Diethylaminoethyl (DEAE)-dextran is a polycationic derivative of the carbohydrate polymer dextran, and it is one of the first chemical reagents used to transfer nucleic acids into cultured mammalian cells (Vaheri and Pagano, 1965). The cationic DEAE‑dextran molecule tightly associates with the negatively charged backbone of the nucleic acid, and the net positive charge of the resulting nucleic acid-DEAE‑dextran complex allows it to adhere to the cell membrane and enter into the cytoplasm via endocytosis or osmotic shock induced by DMSO or glycerol.

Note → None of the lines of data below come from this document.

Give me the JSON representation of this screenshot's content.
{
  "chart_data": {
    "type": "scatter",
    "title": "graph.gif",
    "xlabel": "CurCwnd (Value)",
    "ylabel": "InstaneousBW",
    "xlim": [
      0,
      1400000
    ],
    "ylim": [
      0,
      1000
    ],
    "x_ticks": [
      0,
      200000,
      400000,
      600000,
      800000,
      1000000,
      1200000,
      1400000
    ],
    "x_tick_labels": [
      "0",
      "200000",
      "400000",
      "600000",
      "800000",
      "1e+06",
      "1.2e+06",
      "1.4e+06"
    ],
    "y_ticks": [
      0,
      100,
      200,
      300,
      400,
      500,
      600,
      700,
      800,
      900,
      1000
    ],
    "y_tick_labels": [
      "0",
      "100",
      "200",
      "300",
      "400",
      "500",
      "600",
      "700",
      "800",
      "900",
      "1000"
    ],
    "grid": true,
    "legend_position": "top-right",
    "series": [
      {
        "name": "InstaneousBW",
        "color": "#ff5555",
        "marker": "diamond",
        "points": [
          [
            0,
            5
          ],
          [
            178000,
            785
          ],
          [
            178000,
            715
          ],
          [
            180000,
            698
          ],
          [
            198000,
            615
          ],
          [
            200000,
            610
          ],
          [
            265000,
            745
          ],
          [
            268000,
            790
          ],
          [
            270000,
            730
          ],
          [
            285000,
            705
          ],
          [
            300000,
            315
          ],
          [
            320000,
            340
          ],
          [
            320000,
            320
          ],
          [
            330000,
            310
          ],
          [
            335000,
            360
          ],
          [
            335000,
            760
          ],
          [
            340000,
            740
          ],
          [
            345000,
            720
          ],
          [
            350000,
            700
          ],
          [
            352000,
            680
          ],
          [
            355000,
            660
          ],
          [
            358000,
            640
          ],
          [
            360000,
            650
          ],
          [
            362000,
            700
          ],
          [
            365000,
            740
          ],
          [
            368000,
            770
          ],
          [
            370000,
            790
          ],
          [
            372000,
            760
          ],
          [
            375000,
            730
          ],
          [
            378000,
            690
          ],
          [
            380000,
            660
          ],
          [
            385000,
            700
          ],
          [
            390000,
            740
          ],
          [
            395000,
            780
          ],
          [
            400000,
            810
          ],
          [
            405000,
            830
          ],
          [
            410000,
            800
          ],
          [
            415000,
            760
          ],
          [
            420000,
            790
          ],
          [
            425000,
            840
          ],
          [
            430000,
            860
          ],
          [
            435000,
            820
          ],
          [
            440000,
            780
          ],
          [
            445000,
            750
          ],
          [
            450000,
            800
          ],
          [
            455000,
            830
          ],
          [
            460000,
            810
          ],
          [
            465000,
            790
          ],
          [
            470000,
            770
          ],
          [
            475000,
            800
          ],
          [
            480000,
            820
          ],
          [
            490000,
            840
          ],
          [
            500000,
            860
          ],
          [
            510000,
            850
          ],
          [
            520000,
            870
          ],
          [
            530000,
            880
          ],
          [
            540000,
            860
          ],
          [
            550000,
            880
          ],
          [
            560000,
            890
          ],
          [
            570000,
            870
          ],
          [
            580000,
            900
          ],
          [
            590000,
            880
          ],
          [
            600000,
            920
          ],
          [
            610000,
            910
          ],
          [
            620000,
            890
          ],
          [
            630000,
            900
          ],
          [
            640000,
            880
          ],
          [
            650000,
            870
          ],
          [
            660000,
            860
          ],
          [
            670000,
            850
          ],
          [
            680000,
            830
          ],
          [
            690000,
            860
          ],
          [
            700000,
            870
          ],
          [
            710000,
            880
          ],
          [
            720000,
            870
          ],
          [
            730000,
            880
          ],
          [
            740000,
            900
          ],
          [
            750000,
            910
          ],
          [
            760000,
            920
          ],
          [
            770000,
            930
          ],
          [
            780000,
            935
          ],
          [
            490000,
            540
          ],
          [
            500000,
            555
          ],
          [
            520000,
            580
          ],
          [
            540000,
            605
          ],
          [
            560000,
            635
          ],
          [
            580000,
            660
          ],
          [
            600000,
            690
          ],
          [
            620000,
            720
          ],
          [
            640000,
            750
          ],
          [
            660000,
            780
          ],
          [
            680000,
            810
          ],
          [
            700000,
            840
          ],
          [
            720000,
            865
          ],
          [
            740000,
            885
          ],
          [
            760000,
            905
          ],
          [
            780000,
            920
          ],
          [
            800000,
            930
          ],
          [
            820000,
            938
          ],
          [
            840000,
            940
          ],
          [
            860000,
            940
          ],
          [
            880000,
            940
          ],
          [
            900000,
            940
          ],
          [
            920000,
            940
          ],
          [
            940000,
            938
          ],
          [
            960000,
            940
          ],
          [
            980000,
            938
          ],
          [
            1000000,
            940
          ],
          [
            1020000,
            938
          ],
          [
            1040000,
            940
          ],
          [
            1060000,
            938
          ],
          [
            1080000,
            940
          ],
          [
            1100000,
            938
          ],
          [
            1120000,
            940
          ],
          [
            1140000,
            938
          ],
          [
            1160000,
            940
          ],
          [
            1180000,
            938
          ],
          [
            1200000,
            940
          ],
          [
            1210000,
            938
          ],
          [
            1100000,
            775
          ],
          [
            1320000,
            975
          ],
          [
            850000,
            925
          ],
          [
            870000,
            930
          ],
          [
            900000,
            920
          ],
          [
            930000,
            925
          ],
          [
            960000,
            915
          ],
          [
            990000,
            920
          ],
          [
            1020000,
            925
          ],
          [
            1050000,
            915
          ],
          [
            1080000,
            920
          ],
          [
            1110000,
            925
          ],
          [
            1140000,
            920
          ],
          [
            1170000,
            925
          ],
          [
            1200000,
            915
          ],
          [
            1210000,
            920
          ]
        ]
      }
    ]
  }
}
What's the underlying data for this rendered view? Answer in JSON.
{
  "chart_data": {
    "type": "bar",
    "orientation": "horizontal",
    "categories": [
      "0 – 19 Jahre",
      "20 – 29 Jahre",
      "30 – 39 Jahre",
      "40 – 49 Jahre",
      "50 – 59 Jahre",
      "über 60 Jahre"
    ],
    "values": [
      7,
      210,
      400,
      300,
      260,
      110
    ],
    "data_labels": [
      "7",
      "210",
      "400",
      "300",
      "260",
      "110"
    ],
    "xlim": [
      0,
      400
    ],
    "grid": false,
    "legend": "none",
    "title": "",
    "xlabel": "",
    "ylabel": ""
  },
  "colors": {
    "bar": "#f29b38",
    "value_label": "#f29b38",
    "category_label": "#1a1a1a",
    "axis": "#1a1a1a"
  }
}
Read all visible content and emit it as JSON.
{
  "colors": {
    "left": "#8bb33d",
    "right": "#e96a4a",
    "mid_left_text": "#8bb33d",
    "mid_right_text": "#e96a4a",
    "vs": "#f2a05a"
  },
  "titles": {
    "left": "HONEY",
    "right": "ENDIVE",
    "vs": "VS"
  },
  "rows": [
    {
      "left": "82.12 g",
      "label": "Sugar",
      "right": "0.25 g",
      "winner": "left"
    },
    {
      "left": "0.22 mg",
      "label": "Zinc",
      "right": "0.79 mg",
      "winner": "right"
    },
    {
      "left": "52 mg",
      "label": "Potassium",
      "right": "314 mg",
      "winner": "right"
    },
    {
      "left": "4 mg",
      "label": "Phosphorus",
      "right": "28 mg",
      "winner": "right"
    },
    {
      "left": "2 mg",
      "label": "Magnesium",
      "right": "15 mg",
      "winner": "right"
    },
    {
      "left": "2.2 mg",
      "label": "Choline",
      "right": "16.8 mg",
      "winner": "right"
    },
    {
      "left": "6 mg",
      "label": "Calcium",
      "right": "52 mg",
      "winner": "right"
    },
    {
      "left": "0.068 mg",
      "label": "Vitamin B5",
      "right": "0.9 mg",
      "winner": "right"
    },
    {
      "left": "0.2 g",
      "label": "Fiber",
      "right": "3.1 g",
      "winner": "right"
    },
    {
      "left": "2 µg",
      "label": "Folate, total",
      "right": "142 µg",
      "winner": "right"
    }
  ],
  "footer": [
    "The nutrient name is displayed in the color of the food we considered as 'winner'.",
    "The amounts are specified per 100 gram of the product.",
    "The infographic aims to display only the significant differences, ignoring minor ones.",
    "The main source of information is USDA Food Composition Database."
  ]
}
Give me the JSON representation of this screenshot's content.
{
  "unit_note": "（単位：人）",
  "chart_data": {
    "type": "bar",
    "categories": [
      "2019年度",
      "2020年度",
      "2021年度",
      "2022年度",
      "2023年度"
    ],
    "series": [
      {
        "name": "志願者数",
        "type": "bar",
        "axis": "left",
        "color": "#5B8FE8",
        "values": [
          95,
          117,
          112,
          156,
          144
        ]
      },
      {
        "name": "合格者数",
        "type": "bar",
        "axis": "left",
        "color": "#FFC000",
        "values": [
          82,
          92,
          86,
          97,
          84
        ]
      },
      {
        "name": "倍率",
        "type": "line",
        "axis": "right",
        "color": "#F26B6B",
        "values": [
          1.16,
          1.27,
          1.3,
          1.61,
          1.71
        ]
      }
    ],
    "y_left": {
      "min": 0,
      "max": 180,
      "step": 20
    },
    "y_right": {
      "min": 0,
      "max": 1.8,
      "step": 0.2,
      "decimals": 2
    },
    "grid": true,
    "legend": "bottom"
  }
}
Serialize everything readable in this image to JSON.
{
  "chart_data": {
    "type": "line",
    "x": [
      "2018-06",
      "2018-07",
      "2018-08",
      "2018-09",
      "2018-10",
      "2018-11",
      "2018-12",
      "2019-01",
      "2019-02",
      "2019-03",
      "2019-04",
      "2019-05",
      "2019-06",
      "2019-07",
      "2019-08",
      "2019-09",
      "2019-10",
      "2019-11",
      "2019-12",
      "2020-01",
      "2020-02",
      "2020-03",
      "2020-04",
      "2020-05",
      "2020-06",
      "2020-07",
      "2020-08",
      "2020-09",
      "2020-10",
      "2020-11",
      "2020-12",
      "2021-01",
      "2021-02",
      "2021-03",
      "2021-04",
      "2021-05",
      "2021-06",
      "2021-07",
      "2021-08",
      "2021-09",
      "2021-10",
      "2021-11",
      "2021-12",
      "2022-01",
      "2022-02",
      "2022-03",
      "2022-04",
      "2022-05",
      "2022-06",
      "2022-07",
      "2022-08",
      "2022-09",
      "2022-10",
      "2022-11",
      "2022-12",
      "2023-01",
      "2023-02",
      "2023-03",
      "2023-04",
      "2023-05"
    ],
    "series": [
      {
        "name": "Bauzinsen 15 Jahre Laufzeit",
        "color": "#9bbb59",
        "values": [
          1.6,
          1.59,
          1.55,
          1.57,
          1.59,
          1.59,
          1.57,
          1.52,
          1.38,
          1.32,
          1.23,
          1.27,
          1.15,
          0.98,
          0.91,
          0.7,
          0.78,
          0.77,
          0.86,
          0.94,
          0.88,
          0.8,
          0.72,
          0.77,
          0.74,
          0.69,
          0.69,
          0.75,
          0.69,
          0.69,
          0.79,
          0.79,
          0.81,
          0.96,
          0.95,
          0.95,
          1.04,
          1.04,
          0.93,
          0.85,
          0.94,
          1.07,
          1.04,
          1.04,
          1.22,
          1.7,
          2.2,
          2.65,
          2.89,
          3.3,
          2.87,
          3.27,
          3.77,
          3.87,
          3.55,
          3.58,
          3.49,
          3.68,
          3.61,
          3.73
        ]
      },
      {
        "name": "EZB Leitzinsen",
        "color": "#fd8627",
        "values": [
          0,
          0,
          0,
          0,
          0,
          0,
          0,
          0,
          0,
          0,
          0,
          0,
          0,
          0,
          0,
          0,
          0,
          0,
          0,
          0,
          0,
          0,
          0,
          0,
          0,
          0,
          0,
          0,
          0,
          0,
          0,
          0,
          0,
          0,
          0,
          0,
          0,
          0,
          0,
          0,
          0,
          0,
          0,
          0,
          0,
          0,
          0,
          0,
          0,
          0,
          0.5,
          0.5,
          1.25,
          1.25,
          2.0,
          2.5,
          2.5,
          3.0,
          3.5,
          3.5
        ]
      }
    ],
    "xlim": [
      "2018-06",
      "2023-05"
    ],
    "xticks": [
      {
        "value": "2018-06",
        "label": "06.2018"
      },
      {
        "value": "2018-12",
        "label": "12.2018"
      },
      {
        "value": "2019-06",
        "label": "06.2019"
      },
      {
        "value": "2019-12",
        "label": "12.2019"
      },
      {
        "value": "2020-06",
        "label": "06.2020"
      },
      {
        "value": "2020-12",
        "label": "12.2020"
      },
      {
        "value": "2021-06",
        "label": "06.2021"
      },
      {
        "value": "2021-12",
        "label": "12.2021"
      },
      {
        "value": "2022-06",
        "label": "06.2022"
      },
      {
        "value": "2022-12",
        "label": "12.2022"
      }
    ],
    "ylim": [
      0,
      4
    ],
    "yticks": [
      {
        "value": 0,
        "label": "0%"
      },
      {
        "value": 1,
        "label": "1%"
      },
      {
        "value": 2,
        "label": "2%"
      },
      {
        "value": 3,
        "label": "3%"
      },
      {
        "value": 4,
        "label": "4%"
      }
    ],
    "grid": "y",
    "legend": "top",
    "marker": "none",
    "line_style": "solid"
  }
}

The advantages of DEAE-dextran method are its relative simplicity, reproducibility, and low cost, while its disadvantages include cytotoxicity and low transfection efficiency for a range of cell types (typically less than 10% in primary cells), as well as the requirement for reduced serum media during the transfection procedure. In addition, this method is limited to transient transfections, and is not suitable for generating stable cell lines.

Mix nucleic acid with DEAE-dextran solution in transfection medium or phosphate-buffered saline solution. Nucleic acid-DEAE-dextran complexes are formed via electrostatic interactions between the polymer and phosphate backbone of the nucleic acid.

Add the nucleic acid-DEAE-dextran complexes to the cells, which adhere to the cell surface via electrostactic interactions.

Induce the uptake of the nucleic acid-DEAE-dextran complexes by osmotic shock using DMSO or glycerol.

Wash cells to remove the complexes and incubate to allow gene expression.

Assay cells for transient gene expression.

DEAE-dextran-mediated transfection workflow.